Choosing the logon policy

This topic helps you to choose the most appropriate logon policy for your implementation. For instructions on setting the logon policy for a web application, see Setting the Logon policy.

Your implementation MUST include a Framework that has the Logon policy set to Explicit only, because whenever you upgrade the database you must be using a Framework with this logon policy. However, we do not recommend using Explicit only for users in the live system, so also create an additional Framework for the web applications to use that has one of the recommended logon policies described below.

 

Are you using...

Recommendation

1

Workspaces

No – use Integrated only, unless you are also using Ivanti Endpoint Manager, in which case, go to 3.
Yes – go to 2.

2

Shibboleth on your estate

No – go to 3.
Yes – use Shibboleth only.

3

Xtraction

No – use Token only.
Yes – use Identity Server.

Notes on the above:

Integrated only – this is a legacy logon policy for organizations that use only Web Access and Console. It is easy to set up and enables users to log on without re-entering their credentials

Shibboleth only – available for all client types and enables users to log on using their network credentials. This is appropriate if your organization already uses Shibboleth.

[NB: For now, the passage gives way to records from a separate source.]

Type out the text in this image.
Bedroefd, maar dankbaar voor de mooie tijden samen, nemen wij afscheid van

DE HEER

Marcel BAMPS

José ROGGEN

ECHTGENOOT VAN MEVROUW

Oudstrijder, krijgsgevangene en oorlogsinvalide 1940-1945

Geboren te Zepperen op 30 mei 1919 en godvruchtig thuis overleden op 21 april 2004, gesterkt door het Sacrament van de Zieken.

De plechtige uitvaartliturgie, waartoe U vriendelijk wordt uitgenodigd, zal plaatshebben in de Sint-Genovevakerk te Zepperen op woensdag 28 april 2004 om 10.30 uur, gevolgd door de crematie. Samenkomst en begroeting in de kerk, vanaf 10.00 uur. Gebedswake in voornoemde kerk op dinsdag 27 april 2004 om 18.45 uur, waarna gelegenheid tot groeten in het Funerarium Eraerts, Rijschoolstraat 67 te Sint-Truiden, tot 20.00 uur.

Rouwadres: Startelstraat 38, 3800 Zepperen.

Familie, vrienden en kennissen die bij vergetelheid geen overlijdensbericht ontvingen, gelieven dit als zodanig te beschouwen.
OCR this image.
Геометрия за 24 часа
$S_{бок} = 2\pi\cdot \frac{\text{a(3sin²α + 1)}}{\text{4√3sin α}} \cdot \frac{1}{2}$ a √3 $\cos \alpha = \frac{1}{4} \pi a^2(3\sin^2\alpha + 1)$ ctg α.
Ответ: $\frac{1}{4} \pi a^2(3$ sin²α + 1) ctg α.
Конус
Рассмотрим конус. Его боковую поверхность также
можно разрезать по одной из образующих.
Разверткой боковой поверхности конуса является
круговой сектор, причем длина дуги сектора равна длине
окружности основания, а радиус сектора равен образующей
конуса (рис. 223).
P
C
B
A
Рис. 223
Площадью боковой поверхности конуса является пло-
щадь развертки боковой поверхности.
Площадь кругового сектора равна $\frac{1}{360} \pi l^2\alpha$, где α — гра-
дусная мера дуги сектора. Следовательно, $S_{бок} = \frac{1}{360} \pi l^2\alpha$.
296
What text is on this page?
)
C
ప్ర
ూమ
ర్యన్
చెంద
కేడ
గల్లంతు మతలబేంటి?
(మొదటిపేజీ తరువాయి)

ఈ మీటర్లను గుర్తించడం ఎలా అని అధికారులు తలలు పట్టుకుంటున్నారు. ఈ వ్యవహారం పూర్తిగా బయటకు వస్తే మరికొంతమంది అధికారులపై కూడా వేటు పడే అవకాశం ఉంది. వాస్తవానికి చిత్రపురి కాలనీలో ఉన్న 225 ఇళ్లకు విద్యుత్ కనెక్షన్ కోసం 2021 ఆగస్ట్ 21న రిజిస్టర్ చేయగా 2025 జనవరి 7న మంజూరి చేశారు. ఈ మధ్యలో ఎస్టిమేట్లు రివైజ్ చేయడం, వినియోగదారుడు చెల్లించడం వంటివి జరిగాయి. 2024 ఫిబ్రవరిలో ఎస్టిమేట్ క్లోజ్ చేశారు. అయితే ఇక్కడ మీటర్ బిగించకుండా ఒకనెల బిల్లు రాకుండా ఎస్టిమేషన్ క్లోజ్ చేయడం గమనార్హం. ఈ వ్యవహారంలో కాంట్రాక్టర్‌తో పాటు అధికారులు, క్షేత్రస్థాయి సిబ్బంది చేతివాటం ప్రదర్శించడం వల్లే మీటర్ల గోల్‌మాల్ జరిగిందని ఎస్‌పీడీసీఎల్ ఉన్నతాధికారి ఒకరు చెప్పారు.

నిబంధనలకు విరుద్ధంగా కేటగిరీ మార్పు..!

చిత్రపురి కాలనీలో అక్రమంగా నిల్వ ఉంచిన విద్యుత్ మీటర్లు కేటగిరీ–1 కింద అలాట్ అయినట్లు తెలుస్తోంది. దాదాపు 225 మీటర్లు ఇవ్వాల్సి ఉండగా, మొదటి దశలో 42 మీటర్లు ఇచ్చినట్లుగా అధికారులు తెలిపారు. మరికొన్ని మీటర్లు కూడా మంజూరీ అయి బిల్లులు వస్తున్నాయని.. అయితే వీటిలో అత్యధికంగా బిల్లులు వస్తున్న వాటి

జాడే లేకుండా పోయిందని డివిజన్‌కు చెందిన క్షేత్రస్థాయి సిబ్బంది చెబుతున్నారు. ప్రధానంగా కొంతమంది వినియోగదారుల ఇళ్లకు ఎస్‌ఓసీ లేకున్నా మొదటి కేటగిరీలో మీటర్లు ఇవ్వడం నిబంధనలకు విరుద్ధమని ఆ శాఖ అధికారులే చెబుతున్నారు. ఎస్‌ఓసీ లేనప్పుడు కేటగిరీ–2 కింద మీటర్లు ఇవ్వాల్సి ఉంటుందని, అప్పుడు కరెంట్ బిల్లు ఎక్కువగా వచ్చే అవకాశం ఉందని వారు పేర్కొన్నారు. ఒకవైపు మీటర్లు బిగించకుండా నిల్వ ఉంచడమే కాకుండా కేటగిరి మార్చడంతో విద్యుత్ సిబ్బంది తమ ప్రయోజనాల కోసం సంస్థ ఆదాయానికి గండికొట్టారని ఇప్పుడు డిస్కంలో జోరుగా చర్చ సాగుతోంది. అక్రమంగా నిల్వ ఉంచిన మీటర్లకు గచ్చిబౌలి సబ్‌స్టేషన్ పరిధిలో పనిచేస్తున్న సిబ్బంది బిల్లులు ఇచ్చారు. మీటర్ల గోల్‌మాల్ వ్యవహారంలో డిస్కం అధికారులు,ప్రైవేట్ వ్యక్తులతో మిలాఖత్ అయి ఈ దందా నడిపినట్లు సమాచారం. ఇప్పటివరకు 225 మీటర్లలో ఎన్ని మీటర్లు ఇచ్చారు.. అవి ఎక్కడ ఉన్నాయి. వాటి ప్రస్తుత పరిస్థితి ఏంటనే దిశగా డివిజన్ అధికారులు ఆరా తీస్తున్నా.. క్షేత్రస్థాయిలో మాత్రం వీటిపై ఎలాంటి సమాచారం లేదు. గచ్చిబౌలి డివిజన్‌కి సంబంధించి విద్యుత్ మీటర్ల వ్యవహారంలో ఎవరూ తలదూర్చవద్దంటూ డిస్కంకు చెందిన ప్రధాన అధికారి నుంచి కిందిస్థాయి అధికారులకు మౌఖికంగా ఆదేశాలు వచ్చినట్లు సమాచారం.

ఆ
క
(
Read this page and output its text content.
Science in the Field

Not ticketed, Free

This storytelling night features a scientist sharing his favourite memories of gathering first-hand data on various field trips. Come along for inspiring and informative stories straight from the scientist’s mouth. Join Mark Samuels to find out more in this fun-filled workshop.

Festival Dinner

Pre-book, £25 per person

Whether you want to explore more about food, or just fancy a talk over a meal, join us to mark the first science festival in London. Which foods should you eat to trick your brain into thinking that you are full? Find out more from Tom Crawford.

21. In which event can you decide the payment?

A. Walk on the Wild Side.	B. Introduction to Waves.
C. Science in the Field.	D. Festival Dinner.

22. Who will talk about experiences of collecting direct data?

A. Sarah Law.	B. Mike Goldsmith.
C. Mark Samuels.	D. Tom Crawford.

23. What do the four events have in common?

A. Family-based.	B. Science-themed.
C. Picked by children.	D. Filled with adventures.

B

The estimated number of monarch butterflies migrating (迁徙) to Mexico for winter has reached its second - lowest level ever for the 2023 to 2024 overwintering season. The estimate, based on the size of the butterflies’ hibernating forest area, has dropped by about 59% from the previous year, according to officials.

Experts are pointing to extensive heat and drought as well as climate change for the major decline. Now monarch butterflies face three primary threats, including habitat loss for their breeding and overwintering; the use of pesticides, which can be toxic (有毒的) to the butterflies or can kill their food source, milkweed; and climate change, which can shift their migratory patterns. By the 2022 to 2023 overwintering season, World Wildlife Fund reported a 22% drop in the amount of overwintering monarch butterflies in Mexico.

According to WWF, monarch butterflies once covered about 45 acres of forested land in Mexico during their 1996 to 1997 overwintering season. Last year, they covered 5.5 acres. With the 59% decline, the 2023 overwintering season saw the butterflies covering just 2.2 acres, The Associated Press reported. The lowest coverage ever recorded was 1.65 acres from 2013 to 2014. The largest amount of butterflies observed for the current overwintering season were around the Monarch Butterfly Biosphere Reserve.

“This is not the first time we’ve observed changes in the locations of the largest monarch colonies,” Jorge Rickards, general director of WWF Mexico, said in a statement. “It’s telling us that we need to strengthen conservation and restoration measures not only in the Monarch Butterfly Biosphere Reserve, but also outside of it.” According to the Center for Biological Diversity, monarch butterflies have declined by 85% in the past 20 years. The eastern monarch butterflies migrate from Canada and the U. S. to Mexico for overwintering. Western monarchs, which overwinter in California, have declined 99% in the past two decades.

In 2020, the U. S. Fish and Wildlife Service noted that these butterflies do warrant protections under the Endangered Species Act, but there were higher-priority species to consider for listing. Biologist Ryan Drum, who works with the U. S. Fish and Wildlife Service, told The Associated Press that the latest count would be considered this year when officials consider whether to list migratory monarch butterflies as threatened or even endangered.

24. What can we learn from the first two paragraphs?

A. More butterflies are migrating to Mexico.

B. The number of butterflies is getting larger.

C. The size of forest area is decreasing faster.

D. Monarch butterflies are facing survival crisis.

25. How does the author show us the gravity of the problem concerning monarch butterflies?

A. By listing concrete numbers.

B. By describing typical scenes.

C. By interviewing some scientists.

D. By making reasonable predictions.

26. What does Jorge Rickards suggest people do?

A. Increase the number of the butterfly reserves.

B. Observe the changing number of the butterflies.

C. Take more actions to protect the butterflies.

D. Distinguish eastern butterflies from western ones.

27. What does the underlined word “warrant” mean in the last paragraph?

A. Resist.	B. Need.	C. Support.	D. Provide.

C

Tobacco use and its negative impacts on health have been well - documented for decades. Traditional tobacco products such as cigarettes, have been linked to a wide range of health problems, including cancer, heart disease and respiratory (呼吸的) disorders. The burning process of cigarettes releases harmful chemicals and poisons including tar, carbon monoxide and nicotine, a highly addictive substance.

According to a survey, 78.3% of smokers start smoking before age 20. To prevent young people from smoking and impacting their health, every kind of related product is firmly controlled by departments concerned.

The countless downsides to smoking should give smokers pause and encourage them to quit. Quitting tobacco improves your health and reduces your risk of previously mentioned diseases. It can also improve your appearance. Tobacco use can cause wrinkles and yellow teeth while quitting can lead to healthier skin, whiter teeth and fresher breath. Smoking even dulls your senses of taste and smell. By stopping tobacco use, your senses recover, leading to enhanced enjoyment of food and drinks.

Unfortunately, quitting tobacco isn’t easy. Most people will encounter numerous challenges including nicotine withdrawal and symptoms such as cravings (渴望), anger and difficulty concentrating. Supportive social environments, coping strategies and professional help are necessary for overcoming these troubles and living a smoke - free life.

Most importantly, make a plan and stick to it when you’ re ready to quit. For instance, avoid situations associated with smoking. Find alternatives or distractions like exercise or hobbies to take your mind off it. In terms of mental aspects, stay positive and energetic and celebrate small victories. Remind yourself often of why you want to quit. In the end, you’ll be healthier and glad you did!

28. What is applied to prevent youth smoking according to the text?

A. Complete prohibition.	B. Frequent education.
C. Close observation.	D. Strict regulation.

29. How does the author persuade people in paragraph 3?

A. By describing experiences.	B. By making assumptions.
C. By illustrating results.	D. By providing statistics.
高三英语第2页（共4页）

Token only – available for all client types, including mobile apps, and enables users to log on using their network credentials.

Identity Server – available for all client types, including mobile apps, and enables users to log on using their network credentials. You must use this logon policy if you are using Ivanti Xtraction. However, users must be on the network and the web address for the application must use the Fully Qualified Domain Name.